The German Federal Ministry of Health assumes that a processing authorization can already follow directly from Section 28b (3) IfSG (i.e., the authorization for 3G controls). It may be doubted whether this does not conflict with the strict purpose limitation within the scope of 28b (3) IfSG.
With these and other legal issues, the legislature has presented entire industries with a resource-intensive task without even explicitly addressing it.
Affected companies should therefore initiate the following measures:
- Checking whether employees are deployed in the healthcare facilities covered by Section 20a IfSG?
- If this is the case, it must be checked whether the employees deployed perform an activity that goes beyond a "very temporary" period, so that proof of immunity is required.
- Thereupon, the proof of immunity via vaccination or recovery of these employees must be checked by the company.

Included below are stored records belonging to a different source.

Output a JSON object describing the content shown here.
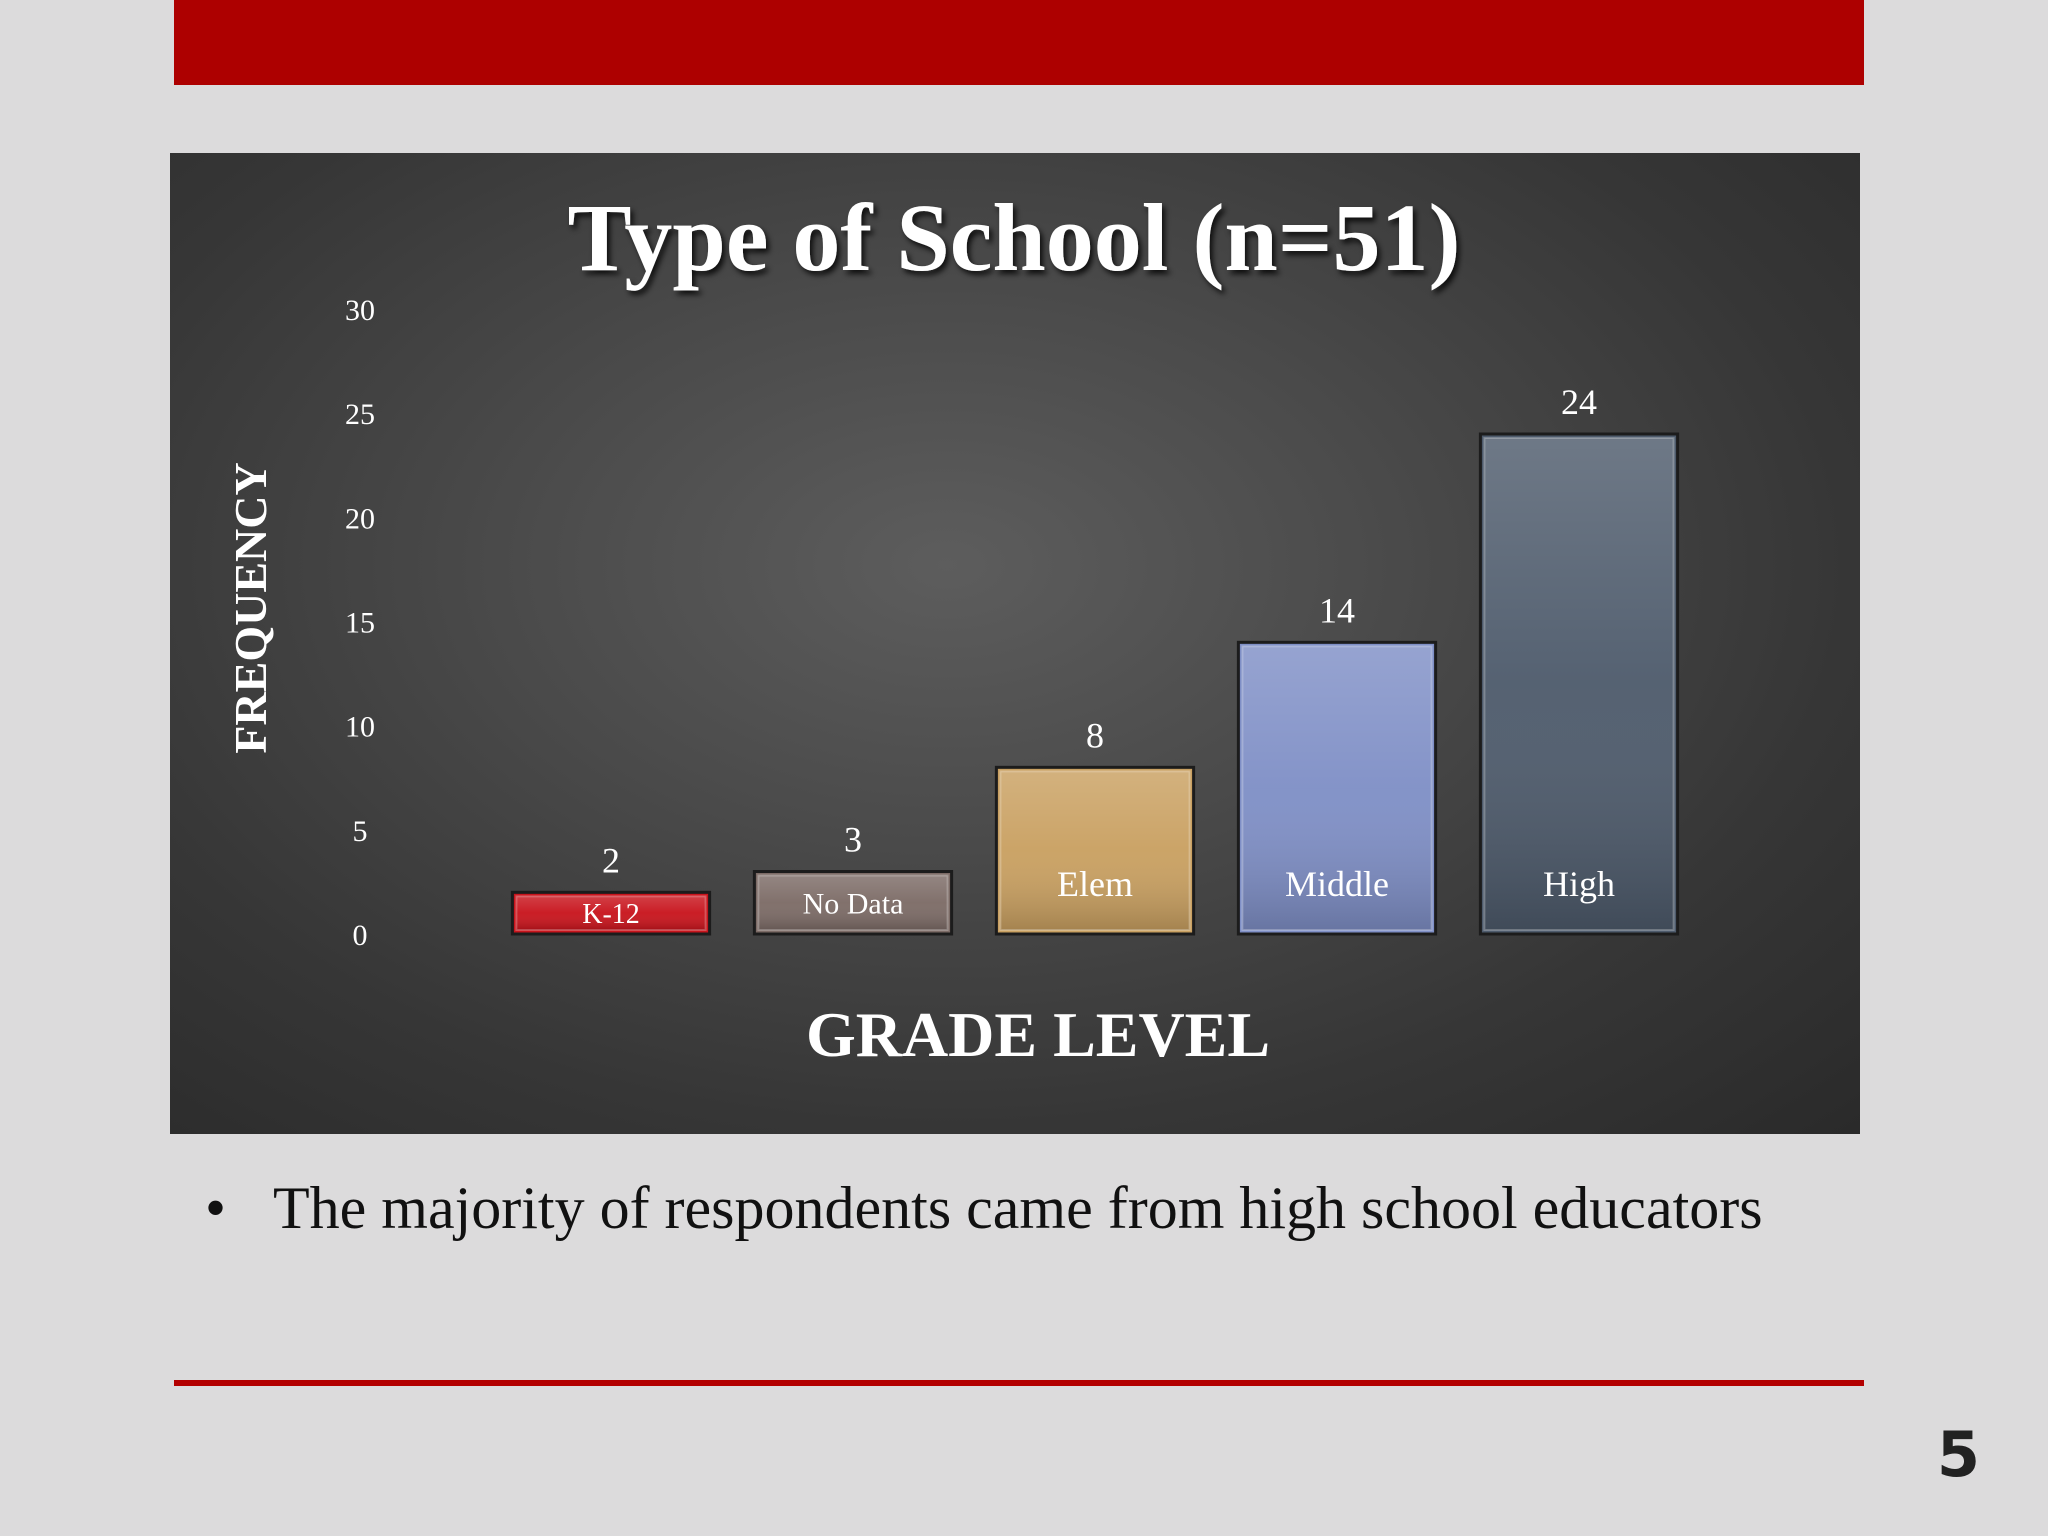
{
  "slide": {
    "bullet_text": "The majority of respondents came from high school educators",
    "page_number": "5",
    "accent_color": "#ad0000"
  },
  "chart_data": {
    "type": "bar",
    "title": "Type of School (n=51)",
    "xlabel": "GRADE LEVEL",
    "ylabel": "FREQUENCY",
    "ylim": [
      0,
      30
    ],
    "yticks": [
      0,
      5,
      10,
      15,
      20,
      25,
      30
    ],
    "grid": false,
    "categories": [
      "K-12",
      "No Data",
      "Elem",
      "Middle",
      "High"
    ],
    "values": [
      2,
      3,
      8,
      14,
      24
    ],
    "colors": [
      "#c8141c",
      "#7c6b66",
      "#c9a061",
      "#7f8fc6",
      "#4e5b6c"
    ]
  }
}
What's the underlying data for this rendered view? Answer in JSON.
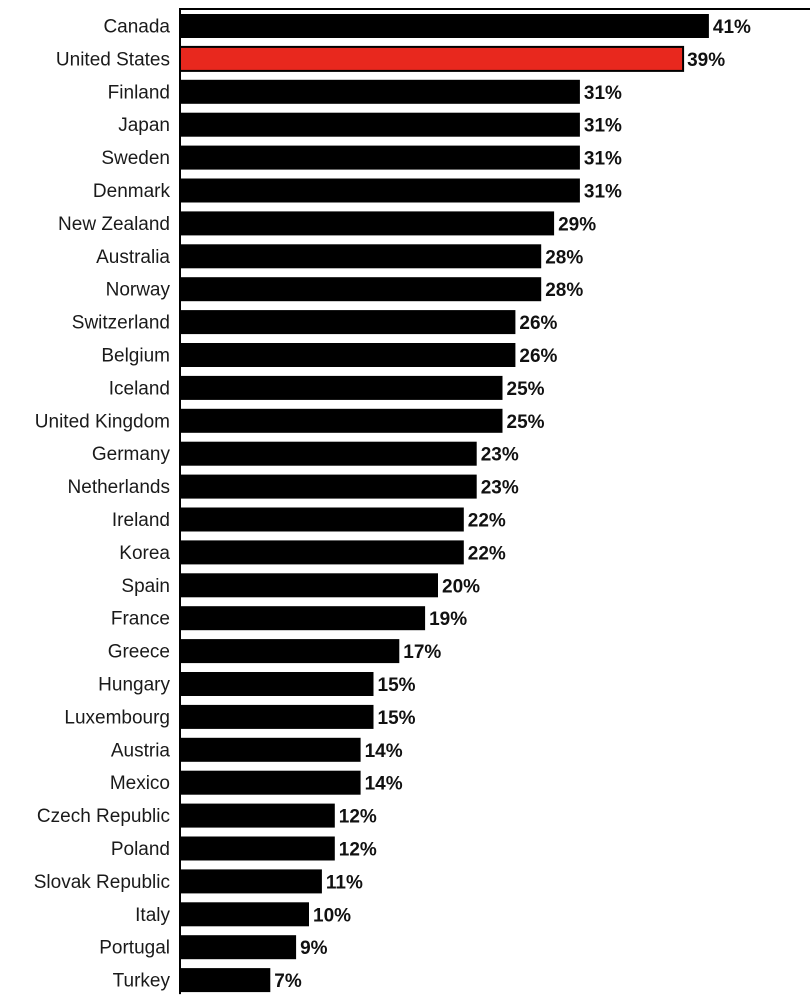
{
  "chart_data": {
    "type": "bar",
    "orientation": "horizontal",
    "categories": [
      "Canada",
      "United States",
      "Finland",
      "Japan",
      "Sweden",
      "Denmark",
      "New Zealand",
      "Australia",
      "Norway",
      "Switzerland",
      "Belgium",
      "Iceland",
      "United Kingdom",
      "Germany",
      "Netherlands",
      "Ireland",
      "Korea",
      "Spain",
      "France",
      "Greece",
      "Hungary",
      "Luxembourg",
      "Austria",
      "Mexico",
      "Czech Republic",
      "Poland",
      "Slovak Republic",
      "Italy",
      "Portugal",
      "Turkey"
    ],
    "values": [
      41,
      39,
      31,
      31,
      31,
      31,
      29,
      28,
      28,
      26,
      26,
      25,
      25,
      23,
      23,
      22,
      22,
      20,
      19,
      17,
      15,
      15,
      14,
      14,
      12,
      12,
      11,
      10,
      9,
      7
    ],
    "value_labels": [
      "41%",
      "39%",
      "31%",
      "31%",
      "31%",
      "31%",
      "29%",
      "28%",
      "28%",
      "26%",
      "26%",
      "25%",
      "25%",
      "23%",
      "23%",
      "22%",
      "22%",
      "20%",
      "19%",
      "17%",
      "15%",
      "15%",
      "14%",
      "14%",
      "12%",
      "12%",
      "11%",
      "10%",
      "9%",
      "7%"
    ],
    "highlight_category": "United States",
    "colors": {
      "bar": "#000000",
      "highlight": "#e8281e",
      "highlight_stroke": "#000000"
    },
    "xlim": [
      0,
      41
    ],
    "grid": false,
    "legend": "none",
    "title": "",
    "xlabel": "",
    "ylabel": ""
  }
}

- In addition, contact should be made with the health care facility to reach agreement on further outreach and use of the data.
- For employees who do not submit proof of immunity, other deployment options should first be sought in compliance with the provisions of the employment contract before further steps under labor law are considered
It is conceivable that the legal obligations arising from Section 20a IfSG will adapt to developments in ongoing pandemic and that many of the issues raised here will be clarified by the passage of time, by renewed legislative initiatives or by the authorities simply "doing nothing". Very recently, the Bavarian Minister President announced that the regulation would de facto not be implemented for the time being, or only to a limited extent. For new employees, however, the ban on activities will apply regardless of the enforcement by the authorities. For the moment, therefore, companies that do not fall directly under the scope of § 20a IfSG are well advised to take precautions.